Chaos Engineering: API Resilience Testing & Failure Injection

What is Chaos Engineering?

Your API works perfectly 99% of the time. But what about that 1%? Chaos engineering deliberately breaks things in controlled ways to find weaknesses before customers do.

Instead of hoping your system handles failures gracefully, you force failures and see what happens:

Inject latency to simulate slow networks
Simulate service outages
Cause database failures
Create resource exhaustion
Introduce error conditions

The goal: find problems in testing, not in production.

Types of Chaos Tests

Latency Injection

Add artificial delays to requests:

// Mock API with latency
const delayedAPI = {
  getUser: (id) => {
    return new Promise((resolve) => {
      setTimeout(() => {
        resolve({ id, name: 'John' });
      }, 2000); // 2 second delay
    });
  }
};

// Does your UI show a loading state?
// Does your request timeout?
// Do you retry after timeout?

Error Rate Injection

Make requests fail randomly:

function maybeError(successRate = 0.9) {
  if (Math.random() > successRate) {
    throw new Error('Random failure');
  }
}

const chaosAPI = {
  getUser: (id) => {
    maybeError(0.9); // 10% error rate
    return { id, name: 'John' };
  }
};

Dependency Failure

Simulate external service outages:

const paymentAPI = {
  charge: () => {
    // Simulate payment service down
    throw new Error('Payment service unavailable');
  }
};

Circuit Breaker Pattern

Prevent cascading failures with circuit breakers:

class CircuitBreaker {
  constructor(failureThreshold = 5, resetTimeout = 60000) {
    this.failureCount = 0;
    this.failureThreshold = failureThreshold;
    this.resetTimeout = resetTimeout;
    this.state = 'CLOSED'; // CLOSED, OPEN, HALF_OPEN
  }
  
  async execute(fn) {
    if (this.state === 'OPEN') {
      throw new Error('Circuit breaker is OPEN');
    }
    
    try {
      const result = await fn();
      this.onSuccess();
      return result;
    } catch (error) {
      this.onFailure();
      throw error;
    }
  }
  
  onSuccess() {
    this.failureCount = 0;
    this.state = 'CLOSED';
  }
  
  onFailure() {
    this.failureCount++;
    if (this.failureCount >= this.failureThreshold) {
      this.state = 'OPEN';
    }
  }
}

Testing Resilience Patterns

Retry with Exponential Backoff

async function retryWithBackoff(fn, maxRetries = 3) {
  for (let i = 0; i < maxRetries; i++) {
    try {
      return await fn();
    } catch (error) {
      if (i === maxRetries - 1) throw error;
      
      const delay = Math.pow(2, i) * 100; // 100ms, 200ms, 400ms
      await new Promise(resolve => setTimeout(resolve, delay));
    }
  }
}

Timeout Handling

function withTimeout(promise, timeoutMs) {
  return Promise.race([
    promise,
    new Promise((_, reject) =>
      setTimeout(() => reject(new Error('Timeout')), timeoutMs)
    )
  ]);
}

Tools for Chaos Engineering

Chaos Toolkit

Open-source chaos engineering platform with YAML-based experiments.

Gremlin

Commercial chaos engineering platform with:

User-friendly UI
Pre-built chaos experiments
Real-time observability
Integration with monitoring tools

Locust with Chaos

Combine load testing with chaos injection for comprehensive testing.

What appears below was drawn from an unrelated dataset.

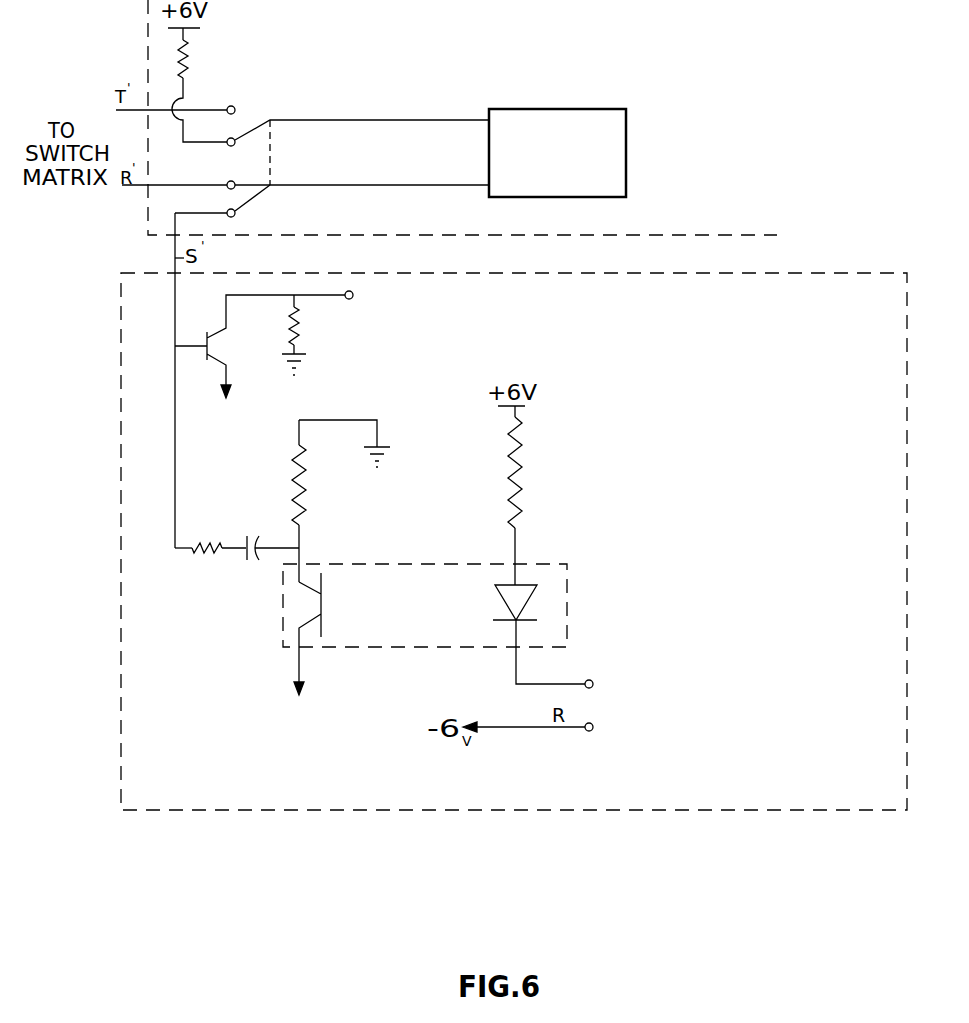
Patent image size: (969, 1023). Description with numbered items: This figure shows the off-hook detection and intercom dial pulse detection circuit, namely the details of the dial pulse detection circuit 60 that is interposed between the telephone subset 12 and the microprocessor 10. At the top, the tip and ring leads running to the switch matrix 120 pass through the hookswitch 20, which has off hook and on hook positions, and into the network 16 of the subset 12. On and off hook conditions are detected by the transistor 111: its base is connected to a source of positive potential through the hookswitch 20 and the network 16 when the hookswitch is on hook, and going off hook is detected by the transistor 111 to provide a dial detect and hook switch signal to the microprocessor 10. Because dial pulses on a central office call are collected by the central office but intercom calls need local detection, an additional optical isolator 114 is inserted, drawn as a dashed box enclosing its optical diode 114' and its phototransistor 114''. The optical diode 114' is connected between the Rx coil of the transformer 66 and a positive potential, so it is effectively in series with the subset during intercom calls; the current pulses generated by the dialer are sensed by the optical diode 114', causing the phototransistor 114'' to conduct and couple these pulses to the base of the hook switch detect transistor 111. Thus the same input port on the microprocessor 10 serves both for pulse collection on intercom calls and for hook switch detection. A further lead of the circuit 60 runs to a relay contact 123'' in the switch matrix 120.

Chaos Engineering Best Practices

Start small - Test one component, not the entire system
Automate - Integrate chaos tests into CI/CD
Run regularly - Don't wait for production failures
Have runbooks - Know how to respond to failures
Document findings - Learn from chaos experiments
Involve the team - Chaos testing is a shared responsibility
Define blast radius - Test should not impact customers

Real-World Chaos Experiment

Hypothesis: Order service should handle payment service outages gracefully

Experiment Plan:
1. Start load: 100 requests/sec to order endpoint
2. Baseline metric: 95% success rate, 50ms avg latency
3. Inject chaos: Disable payment service
4. Observe: System should queue orders, return 503 with retry-after
5. Verify: No data loss, orders processed when service recovers
6. Rollback: Re-enable payment service

Monitoring During Chaos

Watch these metrics during chaos tests:

Error rate
Response time (p50, p95, p99)
CPU and memory usage
Database connections
Queue depth (if using queues)
User experience indicators

Conclusion

Chaos engineering isn't about breaking things for fun—it's about finding weaknesses in controlled environments. Netflix, Amazon, and Google all use chaos engineering. If you manage critical systems, you should too. Start with simple latency injection, add error rates, then test complex failure scenarios. Your users will thank you for the reliability improvements.